JUSTICE ROCHFORD delivered the judgment of the court, with opinion.
Chief Justice Theis and Justices Neville, Overstreet, Holder White,
Cunningham, and O’Brien concurred in the judgment and opinion.
OPINION
¶1 In March 2020, this court began entering a series of emergency administrative
orders to address disruptions to the court system caused by the outbreak of the novel
coronavirus (COVID-19). Certain orders authorized the state’s circuit courts to toll
the time restrictions set forth in section 103-5(a) of the Code of Criminal Procedure
of 1963 (Code) (725 ILCS 5/103-5(a) (West 2020)), commonly known as the
speedy-trial statute.
¶2 Defendant, Gary Mayfield, was tried and convicted in accordance with the
administrative orders’ tolling provisions but after the speedy-trial term prescribed
by section 103-5(a) had run. Defendant argues the circuit court’s noncompliance
with the statute compels reversal of his conviction because this court’s
administrative orders violated the Illinois Constitution’s separation-of-powers
clause by infringing on the General Assembly’s legislative authority. See Ill. Const.
1970, art. II, § 1.
¶3 Because section 103-5(a) involves the scheduling of trials, the statute is a matter
of court procedure and within this court’s constitutional authority over all state
courts. Where, as here, a statute and a supreme court rule governing court procedure
cannot be reconciled, the statute must give way to the rule. We hold that our orders
that tolled the speedy-trial statute did not violate the separation-of-powers clause.

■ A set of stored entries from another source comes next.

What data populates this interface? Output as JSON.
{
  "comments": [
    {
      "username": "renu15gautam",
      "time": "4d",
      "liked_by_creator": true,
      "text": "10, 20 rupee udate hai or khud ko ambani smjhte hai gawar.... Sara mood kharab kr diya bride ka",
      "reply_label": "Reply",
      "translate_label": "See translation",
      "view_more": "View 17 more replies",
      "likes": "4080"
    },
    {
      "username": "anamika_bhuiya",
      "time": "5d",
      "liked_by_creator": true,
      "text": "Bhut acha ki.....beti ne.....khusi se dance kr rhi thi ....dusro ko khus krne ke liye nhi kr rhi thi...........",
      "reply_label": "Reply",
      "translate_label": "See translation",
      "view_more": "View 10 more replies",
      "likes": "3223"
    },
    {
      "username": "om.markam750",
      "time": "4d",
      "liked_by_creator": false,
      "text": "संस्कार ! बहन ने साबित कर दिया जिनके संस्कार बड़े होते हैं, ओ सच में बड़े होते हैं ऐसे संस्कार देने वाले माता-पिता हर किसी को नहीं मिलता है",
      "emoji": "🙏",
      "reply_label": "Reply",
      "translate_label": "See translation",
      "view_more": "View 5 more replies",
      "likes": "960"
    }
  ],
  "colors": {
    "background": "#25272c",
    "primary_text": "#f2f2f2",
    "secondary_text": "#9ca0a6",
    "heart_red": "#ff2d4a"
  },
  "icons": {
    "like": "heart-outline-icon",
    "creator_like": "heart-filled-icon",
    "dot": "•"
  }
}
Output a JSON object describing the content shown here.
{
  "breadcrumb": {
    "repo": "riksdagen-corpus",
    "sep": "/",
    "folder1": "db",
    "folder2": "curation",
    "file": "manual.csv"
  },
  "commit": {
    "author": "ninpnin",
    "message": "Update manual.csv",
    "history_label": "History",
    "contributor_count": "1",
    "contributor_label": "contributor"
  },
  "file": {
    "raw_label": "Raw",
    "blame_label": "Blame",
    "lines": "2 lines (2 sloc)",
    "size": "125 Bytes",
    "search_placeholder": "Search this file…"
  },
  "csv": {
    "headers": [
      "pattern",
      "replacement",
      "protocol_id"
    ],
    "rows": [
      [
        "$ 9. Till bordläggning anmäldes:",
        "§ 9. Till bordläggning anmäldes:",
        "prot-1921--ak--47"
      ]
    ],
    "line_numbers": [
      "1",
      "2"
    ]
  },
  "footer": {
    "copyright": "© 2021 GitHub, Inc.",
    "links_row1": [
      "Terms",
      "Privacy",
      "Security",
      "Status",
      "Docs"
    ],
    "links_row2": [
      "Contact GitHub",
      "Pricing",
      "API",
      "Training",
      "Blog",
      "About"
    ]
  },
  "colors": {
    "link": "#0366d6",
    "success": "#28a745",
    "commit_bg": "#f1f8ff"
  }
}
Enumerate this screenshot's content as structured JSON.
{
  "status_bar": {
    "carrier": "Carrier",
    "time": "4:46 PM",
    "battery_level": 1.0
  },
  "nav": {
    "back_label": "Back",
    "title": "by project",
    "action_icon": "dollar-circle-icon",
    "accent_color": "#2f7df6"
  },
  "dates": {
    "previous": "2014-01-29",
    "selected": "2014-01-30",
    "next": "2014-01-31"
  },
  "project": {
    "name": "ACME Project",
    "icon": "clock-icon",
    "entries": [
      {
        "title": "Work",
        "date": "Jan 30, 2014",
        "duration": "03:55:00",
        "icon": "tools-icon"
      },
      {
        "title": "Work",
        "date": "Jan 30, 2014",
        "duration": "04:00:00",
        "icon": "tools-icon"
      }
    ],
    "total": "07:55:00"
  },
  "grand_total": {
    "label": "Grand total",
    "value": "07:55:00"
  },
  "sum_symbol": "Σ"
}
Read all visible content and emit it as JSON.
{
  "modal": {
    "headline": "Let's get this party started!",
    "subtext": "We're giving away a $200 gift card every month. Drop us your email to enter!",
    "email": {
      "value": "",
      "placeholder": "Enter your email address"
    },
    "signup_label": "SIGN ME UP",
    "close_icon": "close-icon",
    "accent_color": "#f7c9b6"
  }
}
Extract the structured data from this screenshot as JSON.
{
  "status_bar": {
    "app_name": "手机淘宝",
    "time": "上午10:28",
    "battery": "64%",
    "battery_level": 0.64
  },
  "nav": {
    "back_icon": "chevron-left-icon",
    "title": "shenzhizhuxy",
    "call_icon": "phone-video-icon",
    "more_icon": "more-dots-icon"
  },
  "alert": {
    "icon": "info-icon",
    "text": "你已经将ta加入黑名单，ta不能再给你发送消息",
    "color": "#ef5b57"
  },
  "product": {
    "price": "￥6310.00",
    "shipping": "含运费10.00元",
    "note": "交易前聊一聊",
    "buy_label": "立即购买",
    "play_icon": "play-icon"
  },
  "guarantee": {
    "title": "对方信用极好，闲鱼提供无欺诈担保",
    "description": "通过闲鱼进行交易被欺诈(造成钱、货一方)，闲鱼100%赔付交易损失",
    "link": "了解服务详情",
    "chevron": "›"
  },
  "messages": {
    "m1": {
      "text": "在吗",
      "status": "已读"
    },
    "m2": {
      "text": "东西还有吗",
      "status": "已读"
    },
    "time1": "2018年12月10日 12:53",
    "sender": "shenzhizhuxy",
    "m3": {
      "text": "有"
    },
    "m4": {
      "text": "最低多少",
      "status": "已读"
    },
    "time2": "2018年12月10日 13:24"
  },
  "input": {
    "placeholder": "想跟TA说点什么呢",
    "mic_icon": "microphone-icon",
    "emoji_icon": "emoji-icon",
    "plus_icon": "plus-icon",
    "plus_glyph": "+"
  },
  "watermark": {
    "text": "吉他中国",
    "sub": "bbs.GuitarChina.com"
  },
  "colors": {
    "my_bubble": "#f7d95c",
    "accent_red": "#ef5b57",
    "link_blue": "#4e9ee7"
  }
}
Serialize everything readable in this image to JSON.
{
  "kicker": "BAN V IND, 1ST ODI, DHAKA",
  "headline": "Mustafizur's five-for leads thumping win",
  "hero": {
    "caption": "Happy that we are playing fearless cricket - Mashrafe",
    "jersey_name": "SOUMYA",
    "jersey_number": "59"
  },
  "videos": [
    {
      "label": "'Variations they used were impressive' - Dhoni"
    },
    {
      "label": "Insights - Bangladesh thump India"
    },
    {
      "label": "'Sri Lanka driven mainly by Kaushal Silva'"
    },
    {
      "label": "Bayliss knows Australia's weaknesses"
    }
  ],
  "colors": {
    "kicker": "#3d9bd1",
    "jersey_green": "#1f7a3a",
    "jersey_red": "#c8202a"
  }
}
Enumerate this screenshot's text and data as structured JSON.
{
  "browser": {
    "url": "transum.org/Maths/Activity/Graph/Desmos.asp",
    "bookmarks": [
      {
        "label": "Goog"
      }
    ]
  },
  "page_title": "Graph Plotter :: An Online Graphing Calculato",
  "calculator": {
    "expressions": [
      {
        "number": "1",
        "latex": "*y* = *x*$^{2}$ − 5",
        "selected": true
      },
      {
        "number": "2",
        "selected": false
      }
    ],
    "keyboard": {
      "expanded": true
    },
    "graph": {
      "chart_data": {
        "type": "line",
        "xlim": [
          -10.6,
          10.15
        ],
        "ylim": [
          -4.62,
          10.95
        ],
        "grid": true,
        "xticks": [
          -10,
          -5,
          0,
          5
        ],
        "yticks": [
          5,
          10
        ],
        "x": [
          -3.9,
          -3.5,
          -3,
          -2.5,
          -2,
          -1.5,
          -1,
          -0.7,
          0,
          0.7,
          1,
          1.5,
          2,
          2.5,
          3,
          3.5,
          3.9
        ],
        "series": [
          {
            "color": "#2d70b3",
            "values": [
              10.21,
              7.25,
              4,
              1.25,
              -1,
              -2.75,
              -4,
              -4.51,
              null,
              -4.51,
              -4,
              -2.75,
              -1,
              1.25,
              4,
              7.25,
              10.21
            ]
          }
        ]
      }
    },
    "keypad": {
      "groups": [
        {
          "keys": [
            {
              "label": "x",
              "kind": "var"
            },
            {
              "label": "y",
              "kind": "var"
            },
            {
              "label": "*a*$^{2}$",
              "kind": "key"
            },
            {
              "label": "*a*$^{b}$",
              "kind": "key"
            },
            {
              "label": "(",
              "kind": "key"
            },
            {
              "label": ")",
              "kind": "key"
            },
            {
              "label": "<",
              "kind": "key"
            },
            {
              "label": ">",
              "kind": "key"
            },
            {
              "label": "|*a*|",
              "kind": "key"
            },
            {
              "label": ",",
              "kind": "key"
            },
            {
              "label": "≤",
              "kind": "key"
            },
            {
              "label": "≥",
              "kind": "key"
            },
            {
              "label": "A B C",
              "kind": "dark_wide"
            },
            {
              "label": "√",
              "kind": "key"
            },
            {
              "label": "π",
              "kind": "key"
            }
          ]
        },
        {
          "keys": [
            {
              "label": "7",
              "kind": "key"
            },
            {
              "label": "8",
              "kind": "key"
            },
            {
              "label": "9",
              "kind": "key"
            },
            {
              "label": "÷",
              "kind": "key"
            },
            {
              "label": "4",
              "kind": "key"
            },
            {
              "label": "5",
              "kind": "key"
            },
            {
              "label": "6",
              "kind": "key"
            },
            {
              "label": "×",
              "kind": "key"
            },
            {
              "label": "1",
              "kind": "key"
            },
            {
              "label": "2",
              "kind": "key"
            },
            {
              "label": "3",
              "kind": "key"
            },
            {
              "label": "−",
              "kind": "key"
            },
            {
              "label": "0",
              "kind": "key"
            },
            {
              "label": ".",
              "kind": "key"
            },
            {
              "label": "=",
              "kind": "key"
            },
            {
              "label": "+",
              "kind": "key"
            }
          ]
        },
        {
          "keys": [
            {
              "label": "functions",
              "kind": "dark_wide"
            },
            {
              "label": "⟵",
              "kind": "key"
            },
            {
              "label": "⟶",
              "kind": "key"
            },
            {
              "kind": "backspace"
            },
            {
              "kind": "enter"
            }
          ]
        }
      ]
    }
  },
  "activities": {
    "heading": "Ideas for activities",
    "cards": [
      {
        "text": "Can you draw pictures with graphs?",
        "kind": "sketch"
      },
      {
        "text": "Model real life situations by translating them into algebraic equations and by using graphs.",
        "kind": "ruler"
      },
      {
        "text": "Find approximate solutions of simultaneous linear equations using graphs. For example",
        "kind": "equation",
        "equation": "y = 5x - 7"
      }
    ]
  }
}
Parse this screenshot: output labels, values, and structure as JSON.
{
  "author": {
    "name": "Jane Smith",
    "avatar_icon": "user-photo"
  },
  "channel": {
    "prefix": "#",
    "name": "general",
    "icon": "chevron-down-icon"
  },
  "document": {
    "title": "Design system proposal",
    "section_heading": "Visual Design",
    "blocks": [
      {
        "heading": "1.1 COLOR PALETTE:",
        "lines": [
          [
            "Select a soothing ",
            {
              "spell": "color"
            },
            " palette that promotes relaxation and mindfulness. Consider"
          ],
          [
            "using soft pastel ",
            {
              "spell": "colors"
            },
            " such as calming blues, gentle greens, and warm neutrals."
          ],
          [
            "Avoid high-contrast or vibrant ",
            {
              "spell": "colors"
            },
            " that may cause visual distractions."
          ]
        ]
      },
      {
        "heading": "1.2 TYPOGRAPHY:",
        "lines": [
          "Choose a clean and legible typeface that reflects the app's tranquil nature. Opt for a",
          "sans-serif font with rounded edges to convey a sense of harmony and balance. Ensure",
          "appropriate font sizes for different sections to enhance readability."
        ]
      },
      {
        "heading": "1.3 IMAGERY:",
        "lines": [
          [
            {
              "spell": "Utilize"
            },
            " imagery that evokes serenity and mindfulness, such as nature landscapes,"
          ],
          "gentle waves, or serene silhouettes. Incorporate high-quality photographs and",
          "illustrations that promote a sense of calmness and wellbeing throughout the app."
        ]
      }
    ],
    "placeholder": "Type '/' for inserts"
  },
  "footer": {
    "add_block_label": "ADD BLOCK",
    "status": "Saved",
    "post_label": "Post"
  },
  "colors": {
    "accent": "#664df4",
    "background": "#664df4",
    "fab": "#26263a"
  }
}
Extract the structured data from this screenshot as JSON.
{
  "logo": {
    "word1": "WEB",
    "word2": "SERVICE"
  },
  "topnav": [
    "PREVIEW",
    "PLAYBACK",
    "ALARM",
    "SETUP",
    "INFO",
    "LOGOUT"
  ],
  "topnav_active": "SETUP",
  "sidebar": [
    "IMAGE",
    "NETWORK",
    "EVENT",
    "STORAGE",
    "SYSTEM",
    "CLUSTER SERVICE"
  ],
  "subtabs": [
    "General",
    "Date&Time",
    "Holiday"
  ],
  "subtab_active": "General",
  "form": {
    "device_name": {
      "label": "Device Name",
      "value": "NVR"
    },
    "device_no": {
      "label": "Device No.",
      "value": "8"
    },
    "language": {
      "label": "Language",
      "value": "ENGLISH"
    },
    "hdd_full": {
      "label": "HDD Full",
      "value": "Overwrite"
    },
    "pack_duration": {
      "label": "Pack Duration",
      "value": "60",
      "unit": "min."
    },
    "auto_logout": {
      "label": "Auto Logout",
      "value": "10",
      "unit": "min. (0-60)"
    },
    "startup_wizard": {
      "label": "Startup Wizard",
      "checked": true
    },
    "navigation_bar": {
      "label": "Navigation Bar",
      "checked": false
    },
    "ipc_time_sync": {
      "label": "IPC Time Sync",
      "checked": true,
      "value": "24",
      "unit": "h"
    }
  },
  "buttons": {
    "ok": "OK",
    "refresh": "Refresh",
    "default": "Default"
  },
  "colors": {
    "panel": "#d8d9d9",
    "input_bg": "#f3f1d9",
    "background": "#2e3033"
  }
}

Accordingly, we affirm defendant’s conviction.
¶4 I. BACKGROUND
¶5 Defendant was arrested on February 16, 2020, and charged by indictment with
several counts of domestic battery. Defendant remained in custody while awaiting
trial, and on March 12, counsel asked for the earliest available trial date. The circuit
court scheduled trial for April 27.
¶6 Meanwhile, this court began entering a series of emergency orders in response
to the ongoing threat of COVID-19. On March 17, we issued general guidelines for
Illinois appellate and circuit court procedures. Ill. S. Ct., M.R. 30370 (eff. Mar. 17,
2020). The guidelines were intended to protect the health and safety of court
patrons, staff, judges, and the general public. We directed all Illinois courts to
implement and update as necessary “temporary procedures to minimize the impact
of COVID-19 on the court system, while continuing to provide access to justice.”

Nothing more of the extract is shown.